Speaking of which, Al Gore recently became richer than Mitt Romney not by inventing a new product or service that vastly reduces our carbon footprint, not by backing a slew of successful startups that did the same, but by selling the eyeballs of his fellow Americans to Arab oil interests. The derisive laughter coming from right wing fever swamps over the Al Jazeera sellout is deafening, as the chagrined mainstream media serves up nothing but crickets. Talk about crony capitalists who fake left and go right. Big Al had a net worth of perhaps $2 million when he left the White House and now stands to make $100 million in one transaction. And not a cleantech deal, mind you.
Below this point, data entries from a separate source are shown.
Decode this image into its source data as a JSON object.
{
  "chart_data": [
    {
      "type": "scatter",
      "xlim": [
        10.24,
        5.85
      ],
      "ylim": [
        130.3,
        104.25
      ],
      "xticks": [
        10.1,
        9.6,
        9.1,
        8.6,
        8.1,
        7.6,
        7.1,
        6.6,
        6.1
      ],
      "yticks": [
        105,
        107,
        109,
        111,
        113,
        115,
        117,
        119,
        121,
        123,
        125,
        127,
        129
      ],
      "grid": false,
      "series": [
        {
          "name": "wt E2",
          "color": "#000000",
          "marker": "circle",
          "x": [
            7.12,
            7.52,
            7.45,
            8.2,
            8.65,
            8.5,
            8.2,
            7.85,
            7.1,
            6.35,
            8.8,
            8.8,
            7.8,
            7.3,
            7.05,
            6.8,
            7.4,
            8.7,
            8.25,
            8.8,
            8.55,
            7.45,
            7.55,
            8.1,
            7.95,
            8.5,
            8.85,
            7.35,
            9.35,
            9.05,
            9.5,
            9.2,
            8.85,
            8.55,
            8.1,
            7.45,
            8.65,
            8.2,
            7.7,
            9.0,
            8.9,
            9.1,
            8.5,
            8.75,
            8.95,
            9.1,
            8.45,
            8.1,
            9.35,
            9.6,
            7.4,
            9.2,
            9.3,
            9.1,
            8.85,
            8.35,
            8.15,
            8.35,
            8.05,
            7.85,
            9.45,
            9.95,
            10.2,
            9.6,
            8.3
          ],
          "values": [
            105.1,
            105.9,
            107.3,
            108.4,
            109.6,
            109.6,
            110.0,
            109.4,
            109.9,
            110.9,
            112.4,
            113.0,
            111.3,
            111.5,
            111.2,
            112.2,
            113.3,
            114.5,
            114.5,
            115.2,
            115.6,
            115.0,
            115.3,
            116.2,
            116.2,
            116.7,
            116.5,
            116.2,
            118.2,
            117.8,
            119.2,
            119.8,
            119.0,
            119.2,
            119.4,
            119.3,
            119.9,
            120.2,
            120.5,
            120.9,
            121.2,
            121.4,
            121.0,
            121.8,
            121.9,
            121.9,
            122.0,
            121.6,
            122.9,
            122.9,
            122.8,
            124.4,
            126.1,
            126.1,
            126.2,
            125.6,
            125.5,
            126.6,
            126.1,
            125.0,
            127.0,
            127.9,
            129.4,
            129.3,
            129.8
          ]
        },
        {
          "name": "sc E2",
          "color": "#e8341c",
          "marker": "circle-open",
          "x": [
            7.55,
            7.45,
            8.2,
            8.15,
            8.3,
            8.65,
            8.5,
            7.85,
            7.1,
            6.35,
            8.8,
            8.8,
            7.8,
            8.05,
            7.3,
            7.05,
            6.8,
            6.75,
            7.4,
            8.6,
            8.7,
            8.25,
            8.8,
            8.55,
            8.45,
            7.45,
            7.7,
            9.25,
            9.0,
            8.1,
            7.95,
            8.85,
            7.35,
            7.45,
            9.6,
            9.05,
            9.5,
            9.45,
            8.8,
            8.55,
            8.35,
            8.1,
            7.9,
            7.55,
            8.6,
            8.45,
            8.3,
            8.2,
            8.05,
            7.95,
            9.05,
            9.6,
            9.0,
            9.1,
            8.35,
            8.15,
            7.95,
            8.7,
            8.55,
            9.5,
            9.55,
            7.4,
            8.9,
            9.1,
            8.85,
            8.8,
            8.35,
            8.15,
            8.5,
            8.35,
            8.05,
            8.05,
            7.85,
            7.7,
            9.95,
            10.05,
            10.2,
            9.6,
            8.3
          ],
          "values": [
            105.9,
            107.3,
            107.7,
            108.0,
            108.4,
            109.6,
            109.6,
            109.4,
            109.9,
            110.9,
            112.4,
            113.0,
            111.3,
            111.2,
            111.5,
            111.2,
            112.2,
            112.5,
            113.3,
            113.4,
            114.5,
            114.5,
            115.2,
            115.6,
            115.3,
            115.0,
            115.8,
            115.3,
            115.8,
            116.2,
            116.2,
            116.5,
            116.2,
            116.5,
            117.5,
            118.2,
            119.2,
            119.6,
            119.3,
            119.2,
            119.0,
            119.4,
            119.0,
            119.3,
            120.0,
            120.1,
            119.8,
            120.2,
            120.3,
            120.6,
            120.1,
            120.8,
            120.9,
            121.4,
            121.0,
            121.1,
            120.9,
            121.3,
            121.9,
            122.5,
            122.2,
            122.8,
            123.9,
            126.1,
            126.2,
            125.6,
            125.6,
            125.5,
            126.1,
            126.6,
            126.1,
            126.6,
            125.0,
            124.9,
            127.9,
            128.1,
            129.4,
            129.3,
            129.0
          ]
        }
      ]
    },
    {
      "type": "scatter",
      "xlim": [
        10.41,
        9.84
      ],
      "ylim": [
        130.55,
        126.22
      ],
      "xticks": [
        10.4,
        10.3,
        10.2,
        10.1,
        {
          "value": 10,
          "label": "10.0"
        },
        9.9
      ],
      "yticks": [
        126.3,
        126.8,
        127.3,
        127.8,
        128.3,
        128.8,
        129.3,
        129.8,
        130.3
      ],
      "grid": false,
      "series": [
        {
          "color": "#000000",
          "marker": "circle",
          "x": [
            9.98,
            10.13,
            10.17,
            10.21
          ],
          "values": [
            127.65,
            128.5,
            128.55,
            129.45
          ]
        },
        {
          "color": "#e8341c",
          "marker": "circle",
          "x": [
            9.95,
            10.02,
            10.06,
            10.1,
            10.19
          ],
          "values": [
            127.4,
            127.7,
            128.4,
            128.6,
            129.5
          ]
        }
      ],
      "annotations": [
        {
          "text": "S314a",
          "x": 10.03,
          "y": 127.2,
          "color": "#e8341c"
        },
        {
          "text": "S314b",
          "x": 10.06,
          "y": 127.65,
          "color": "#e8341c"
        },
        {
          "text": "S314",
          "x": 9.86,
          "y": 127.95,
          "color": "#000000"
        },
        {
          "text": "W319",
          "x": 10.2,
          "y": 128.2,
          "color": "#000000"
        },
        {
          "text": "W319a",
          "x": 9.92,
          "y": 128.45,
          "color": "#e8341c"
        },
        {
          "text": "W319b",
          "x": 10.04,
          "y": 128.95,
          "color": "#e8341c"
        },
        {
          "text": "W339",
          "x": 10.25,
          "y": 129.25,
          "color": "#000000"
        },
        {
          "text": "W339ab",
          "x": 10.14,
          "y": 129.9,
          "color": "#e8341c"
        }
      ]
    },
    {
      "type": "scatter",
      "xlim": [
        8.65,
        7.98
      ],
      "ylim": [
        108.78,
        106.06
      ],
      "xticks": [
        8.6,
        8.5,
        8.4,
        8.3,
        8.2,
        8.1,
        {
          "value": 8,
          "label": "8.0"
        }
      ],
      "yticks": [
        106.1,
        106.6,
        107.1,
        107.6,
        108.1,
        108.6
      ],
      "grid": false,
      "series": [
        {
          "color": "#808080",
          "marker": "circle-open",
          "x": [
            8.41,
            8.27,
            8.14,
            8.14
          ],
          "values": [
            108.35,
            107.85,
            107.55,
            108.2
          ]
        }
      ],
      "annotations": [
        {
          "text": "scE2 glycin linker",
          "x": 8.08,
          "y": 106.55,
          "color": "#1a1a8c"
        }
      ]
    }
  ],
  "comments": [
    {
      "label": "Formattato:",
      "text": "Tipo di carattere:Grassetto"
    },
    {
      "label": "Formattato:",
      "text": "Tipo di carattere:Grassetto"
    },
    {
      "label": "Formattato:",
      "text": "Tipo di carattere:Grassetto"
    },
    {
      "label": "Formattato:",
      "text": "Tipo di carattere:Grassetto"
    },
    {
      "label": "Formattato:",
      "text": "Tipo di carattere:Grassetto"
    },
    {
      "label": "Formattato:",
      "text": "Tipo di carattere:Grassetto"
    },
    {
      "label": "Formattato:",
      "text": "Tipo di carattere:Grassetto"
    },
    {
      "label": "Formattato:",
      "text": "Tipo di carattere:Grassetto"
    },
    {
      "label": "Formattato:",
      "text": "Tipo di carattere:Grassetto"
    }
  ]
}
After signing up with storied venture capital firm Kleiner Perkins Caufield & Byers to be the chief rainmaker for their strategy to get rich by investing in companies that combat global warming, the former veep led them into a series of disastrous "alternative energy" investments that has made KP a laughing stock. Yet through the magic of VC management fees, our Nobel Prize-winning inventor of the Internet came out smelling like a rose, despite the fact that the pension funds and university endowments that bought into his half-baked schemes had their heads handed to them. You can't make this stuff up.

So ask yourselves, saviors of the planet, why do you fall so easily, time and again, for crony capitalists' too-good-to-be-true schemes designed to feast on public dollars? Wouldn't a wee bit of skepticism be in order when setting public policy? Don't you want this technology to actually work? For all our sakes, when doing your due diligence can you at least pretend that the money being flushed down a rathole is your own?